[National Review Online, July 28, 2006]
After a run of movies that were so-so or worse, Woody Allen won praise for last year’s “Match Point,” and hopes were raised that he’d again found his footing. Unfortunately, “Scoop” slips. A comedy that is not very funny, a murder mystery that is not very suspenseful, “Scoop” is one more in a series of movieplex disappointments this summer.
Like “Match Point,” “Scoop” is set in London and stars Scarlett Johansson. And like “Match Point,” the mystery involves a man who may or may not have committed murder, specifically of a sex partner. (If you admired “Match Point,” you’ll find the material covered much more effectively in Allen’s 1989 “Crimes and Misdemeanors.”) But “Scoop” wraps the mystery in a clumsy comedy, in which the pretty 21-year-old Johansson is compelled to wear round glasses and affect the fumbling, nervous manner of “Annie Hall” (1977), or even Woody himself. In some of her lines you can an uncanny impression of Woody Allen circa 1970, and it’s easy to imagine the director repeating the line over and over until she got the desired intonation exactly memorized.
Scarlett Johansson is an appealing and gifted actress, and apparently agreeable to such direction, but in this film she appears to be under a strain. She plays Sondra Pransky, an American journalism student visiting friends in London. There’s a strange opening sequence in which she runs into much-older movie director in a hotel lobby, reminds him that she had sent a letter asking for an interview, and then bops into his room with her notepad ready. The next thing we know, she’s moaning to her friend that she went to bed with the director and didn’t even get the interview. His character never reappears in the movie and has no purpose in the plot. In a 96 minute movie you hardly have time for sequences that are meaningless, but I hate to think what Woody’s other motives might have been.
Sondra then accompanies her friend to an afternoon variety show that includes a stage magician called Splendini (played by Allen). As part of his act, Splendini selects an audience member to step into an ornate case and then “disappear.” (In “New York Stories,” 1989, it was Allen’s mother who stepped into the case and then literally disappeared, only to reappear as a vast, complaining face in the sky.) But when Sondra is closed in the case, someone joins her.
It is hardworking investigative reporter Joe Strombel (Ian McShane), who recently died of a coronary, and has been floating on a boat in a misty river, helmed by a silent shrouded Death figure (more staid than the one in “Love and Death,” 1975). On this boat in the netherworld, Strombel met a fellow-deceased who gave him a major tip, and he can’t bear to let it go. He wants Sondra, the journalism student, to follow up a lead that the “Tarot Card Killer” currently terrorizing London is none other than the handsome son of a British Lord, Peter Lyman (Hugh Jackman).
Sondra inexplicably takes Splendini along as she attempts to meet Lyman, and there’s another pointless scene in which they follow a man into an antique shop, and then realize it’s the wrong guy.

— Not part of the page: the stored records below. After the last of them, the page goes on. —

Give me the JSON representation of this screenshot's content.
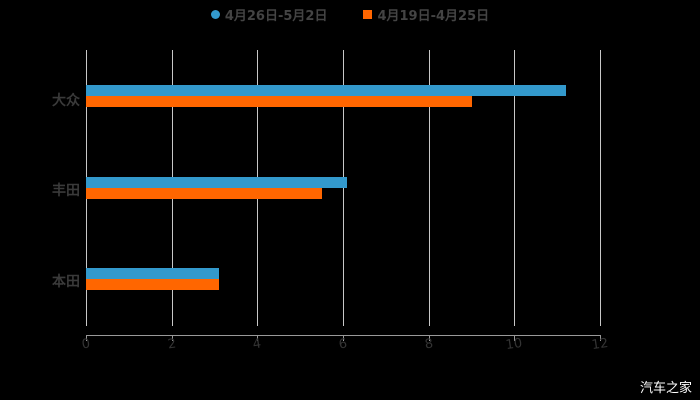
{
  "legend": {
    "series1": "4月26日-5月2日",
    "series2": "4月19日-4月25日"
  },
  "colors": {
    "series1": "#3399cc",
    "series2": "#ff6600"
  },
  "watermark": "汽车之家",
  "axis": {
    "ticks": [
      "0",
      "2",
      "4",
      "6",
      "8",
      "10",
      "12"
    ]
  },
  "categories_display": [
    "大众",
    "丰田",
    "本田"
  ],
  "chart_data": {
    "type": "bar",
    "orientation": "horizontal",
    "categories": [
      "大众",
      "丰田",
      "本田"
    ],
    "series": [
      {
        "name": "4月26日-5月2日",
        "color": "#3399cc",
        "values": [
          11.2,
          6.1,
          3.1
        ]
      },
      {
        "name": "4月19日-4月25日",
        "color": "#ff6600",
        "values": [
          9.0,
          5.5,
          3.1
        ]
      }
    ],
    "title": "",
    "xlabel": "",
    "ylabel": "",
    "xlim": [
      0,
      12
    ],
    "xticks": [
      0,
      2,
      4,
      6,
      8,
      10,
      12
    ],
    "grid": true,
    "legend_position": "top"
  }
}
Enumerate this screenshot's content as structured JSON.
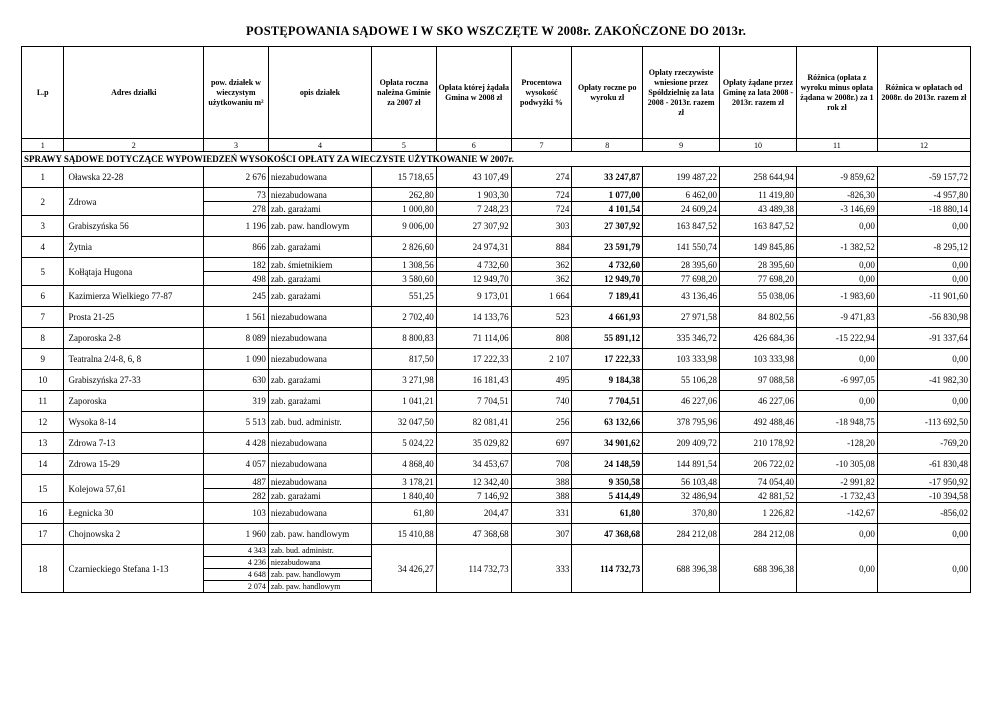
{
  "title": "POSTĘPOWANIA SĄDOWE I W SKO WSZCZĘTE W 2008r. ZAKOŃCZONE DO 2013r.",
  "table": {
    "headers": [
      "L.p",
      "Adres działki",
      "pow. działek w wieczystym użytkowaniu m²",
      "opis działek",
      "Opłata roczna należna Gminie za 2007 zł",
      "Opłata której żądała Gmina w 2008 zł",
      "Procentowa wysokość podwyżki %",
      "Opłaty roczne po wyroku zł",
      "Opłaty rzeczywiste wniesione przez Spółdzielnię za lata 2008 - 2013r. razem zł",
      "Opłaty żądane przez Gminę za lata 2008 - 2013r. razem zł",
      "Różnica (opłata z wyroku minus opłata żądana w 2008r.) za 1 rok zł",
      "Różnica w opłatach od 2008r. do 2013r. razem zł"
    ],
    "column_numbers": [
      "1",
      "2",
      "3",
      "4",
      "5",
      "6",
      "7",
      "8",
      "9",
      "10",
      "11",
      "12"
    ],
    "section_header": "SPRAWY SĄDOWE DOTYCZĄCE WYPOWIEDZEŃ WYSOKOŚCI OPŁATY ZA WIECZYSTE UŻYTKOWANIE W 2007r.",
    "rows": [
      {
        "lp": "1",
        "address": "Oławska 22-28",
        "parcels": [
          {
            "area": "2 676",
            "desc": "niezabudowana"
          }
        ],
        "values": [
          "15 718,65",
          "43 107,49",
          "274",
          "33 247,87",
          "199 487,22",
          "258 644,94",
          "-9 859,62",
          "-59 157,72"
        ]
      },
      {
        "lp": "2",
        "address": "Zdrowa",
        "parcels": [
          {
            "area": "73",
            "desc": "niezabudowana",
            "values": [
              "262,80",
              "1 903,30",
              "724",
              "1 077,00",
              "6 462,00",
              "11 419,80",
              "-826,30",
              "-4 957,80"
            ]
          },
          {
            "area": "278",
            "desc": "zab. garażami",
            "values": [
              "1 000,80",
              "7 248,23",
              "724",
              "4 101,54",
              "24 609,24",
              "43 489,38",
              "-3 146,69",
              "-18 880,14"
            ]
          }
        ]
      },
      {
        "lp": "3",
        "address": "Grabiszyńska 56",
        "parcels": [
          {
            "area": "1 196",
            "desc": "zab. paw. handlowym"
          }
        ],
        "values": [
          "9 006,00",
          "27 307,92",
          "303",
          "27 307,92",
          "163 847,52",
          "163 847,52",
          "0,00",
          "0,00"
        ]
      },
      {
        "lp": "4",
        "address": "Żytnia",
        "parcels": [
          {
            "area": "866",
            "desc": "zab. garażami"
          }
        ],
        "values": [
          "2 826,60",
          "24 974,31",
          "884",
          "23 591,79",
          "141 550,74",
          "149 845,86",
          "-1 382,52",
          "-8 295,12"
        ]
      },
      {
        "lp": "5",
        "address": "Kołłątaja Hugona",
        "parcels": [
          {
            "area": "182",
            "desc": "zab. śmietnikiem",
            "values": [
              "1 308,56",
              "4 732,60",
              "362",
              "4 732,60",
              "28 395,60",
              "28 395,60",
              "0,00",
              "0,00"
            ]
          },
          {
            "area": "498",
            "desc": "zab. garażami",
            "values": [
              "3 580,60",
              "12 949,70",
              "362",
              "12 949,70",
              "77 698,20",
              "77 698,20",
              "0,00",
              "0,00"
            ]
          }
        ]
      },
      {
        "lp": "6",
        "address": "Kazimierza Wielkiego 77-87",
        "parcels": [
          {
            "area": "245",
            "desc": "zab. garażami"
          }
        ],
        "values": [
          "551,25",
          "9 173,01",
          "1 664",
          "7 189,41",
          "43 136,46",
          "55 038,06",
          "-1 983,60",
          "-11 901,60"
        ]
      },
      {
        "lp": "7",
        "address": "Prosta 21-25",
        "parcels": [
          {
            "area": "1 561",
            "desc": "niezabudowana"
          }
        ],
        "values": [
          "2 702,40",
          "14 133,76",
          "523",
          "4 661,93",
          "27 971,58",
          "84 802,56",
          "-9 471,83",
          "-56 830,98"
        ]
      },
      {
        "lp": "8",
        "address": "Zaporoska 2-8",
        "parcels": [
          {
            "area": "8 089",
            "desc": "niezabudowana"
          }
        ],
        "values": [
          "8 800,83",
          "71 114,06",
          "808",
          "55 891,12",
          "335 346,72",
          "426 684,36",
          "-15 222,94",
          "-91 337,64"
        ]
      },
      {
        "lp": "9",
        "address": "Teatralna 2/4-8, 6, 8",
        "parcels": [
          {
            "area": "1 090",
            "desc": "niezabudowana"
          }
        ],
        "values": [
          "817,50",
          "17 222,33",
          "2 107",
          "17 222,33",
          "103 333,98",
          "103 333,98",
          "0,00",
          "0,00"
        ]
      },
      {
        "lp": "10",
        "address": "Grabiszyńska 27-33",
        "parcels": [
          {
            "area": "630",
            "desc": "zab. garażami"
          }
        ],
        "values": [
          "3 271,98",
          "16 181,43",
          "495",
          "9 184,38",
          "55 106,28",
          "97 088,58",
          "-6 997,05",
          "-41 982,30"
        ]
      },
      {
        "lp": "11",
        "address": "Zaporoska",
        "parcels": [
          {
            "area": "319",
            "desc": "zab. garażami"
          }
        ],
        "values": [
          "1 041,21",
          "7 704,51",
          "740",
          "7 704,51",
          "46 227,06",
          "46 227,06",
          "0,00",
          "0,00"
        ]
      },
      {
        "lp": "12",
        "address": "Wysoka 8-14",
        "parcels": [
          {
            "area": "5 513",
            "desc": "zab. bud. administr."
          }
        ],
        "values": [
          "32 047,50",
          "82 081,41",
          "256",
          "63 132,66",
          "378 795,96",
          "492 488,46",
          "-18 948,75",
          "-113 692,50"
        ]
      },
      {
        "lp": "13",
        "address": "Zdrowa 7-13",
        "parcels": [
          {
            "area": "4 428",
            "desc": "niezabudowana"
          }
        ],
        "values": [
          "5 024,22",
          "35 029,82",
          "697",
          "34 901,62",
          "209 409,72",
          "210 178,92",
          "-128,20",
          "-769,20"
        ]
      },
      {
        "lp": "14",
        "address": "Zdrowa 15-29",
        "parcels": [
          {
            "area": "4 057",
            "desc": "niezabudowana"
          }
        ],
        "values": [
          "4 868,40",
          "34 453,67",
          "708",
          "24 148,59",
          "144 891,54",
          "206 722,02",
          "-10 305,08",
          "-61 830,48"
        ]
      },
      {
        "lp": "15",
        "address": "Kolejowa 57,61",
        "parcels": [
          {
            "area": "487",
            "desc": "niezabudowana",
            "values": [
              "3 178,21",
              "12 342,40",
              "388",
              "9 350,58",
              "56 103,48",
              "74 054,40",
              "-2 991,82",
              "-17 950,92"
            ]
          },
          {
            "area": "282",
            "desc": "zab. garażami",
            "values": [
              "1 840,40",
              "7 146,92",
              "388",
              "5 414,49",
              "32 486,94",
              "42 881,52",
              "-1 732,43",
              "-10 394,58"
            ]
          }
        ]
      },
      {
        "lp": "16",
        "address": "Łegnicka 30",
        "parcels": [
          {
            "area": "103",
            "desc": "niezabudowana"
          }
        ],
        "values": [
          "61,80",
          "204,47",
          "331",
          "61,80",
          "370,80",
          "1 226,82",
          "-142,67",
          "-856,02"
        ]
      },
      {
        "lp": "17",
        "address": "Chojnowska 2",
        "parcels": [
          {
            "area": "1 960",
            "desc": "zab. paw. handlowym"
          }
        ],
        "values": [
          "15 410,88",
          "47 368,68",
          "307",
          "47 368,68",
          "284 212,08",
          "284 212,08",
          "0,00",
          "0,00"
        ]
      },
      {
        "lp": "18",
        "address": "Czarnieckiego Stefana 1-13",
        "parcels": [
          {
            "area": "4 343",
            "desc": "zab. bud. administr."
          },
          {
            "area": "4 236",
            "desc": "niezabudowana"
          },
          {
            "area": "4 648",
            "desc": "zab. paw. handlowym"
          },
          {
            "area": "2 074",
            "desc": "zab. paw. handlowym"
          }
        ],
        "values": [
          "34 426,27",
          "114 732,73",
          "333",
          "114 732,73",
          "688 396,38",
          "688 396,38",
          "0,00",
          "0,00"
        ]
      }
    ]
  }
}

No laughs or plot purpose for this scene. But eventually she does meet Lyman, and passes Woody off as her father; from then on they are an ostensibly comic detective team, investigating the mystery with help from Strombel’s clues. Plenty here recalls “Manhattan Murder Mystery” (1993), but it just doesn’t have the same zip. In the earlier film, there’s a hilarious and tense scene where Woody is almost caught investigating a host’s room during a party. Here, same set-up, but it fizzles. Woody is discovered standing outside the door of the room with a plausible excuse. He used to have better dramatic sense than that.
Like Johansson, Hugh Jackman acts as hard as he can, and so does McShane. It appears that everyone on the set is bringing every ounce of energy they can to their roles, but it’s like trying to get an ostrich to fly; no amount of tense effort can get it off the ground. The characters are curiously detached from each other, as if each role were filmed separately and then digitized together.
Surprisingly, some of the cinematography also looks off – something that, given Woody’s experience, ought to be perfect. A chase on foot in the evening is too dark, and several other scenes appeared to be out of focus. I know, the rule is “blame the projectionist,” but it seemed that certain objects onscreen were in focus and others weren’t. It was as if the depth of focus was extremely shallow, and anything too many inches away went fuzzy. For example, Splendini and Sondra sit on either side of a table in a newspaper office, looking away from us toward an editor who sits at the end, between them. His face is fuzzy, while theirs, only a little closer to us, are crisp. This can’t be intentional: we’re looking at the sides of their faces, and Sondra is wearing a big hat; it was the editor whose face we needed to see. Likewise, Lyman and Sondra sitting in a boat on a lake are fuzzy, while the side of the wooden boat is crisp.
It’s impossible to think about “Scoop” without recalling so many elements from earlier, better Woody Allen movies. Perhaps he is searching for inspiration by asking himself which of his films got the best reviews, or gave him the most satisfaction. But films like this one only bring down his average from excellent to so-so. Rent one of the earlier movies, and avoid “Scoop.”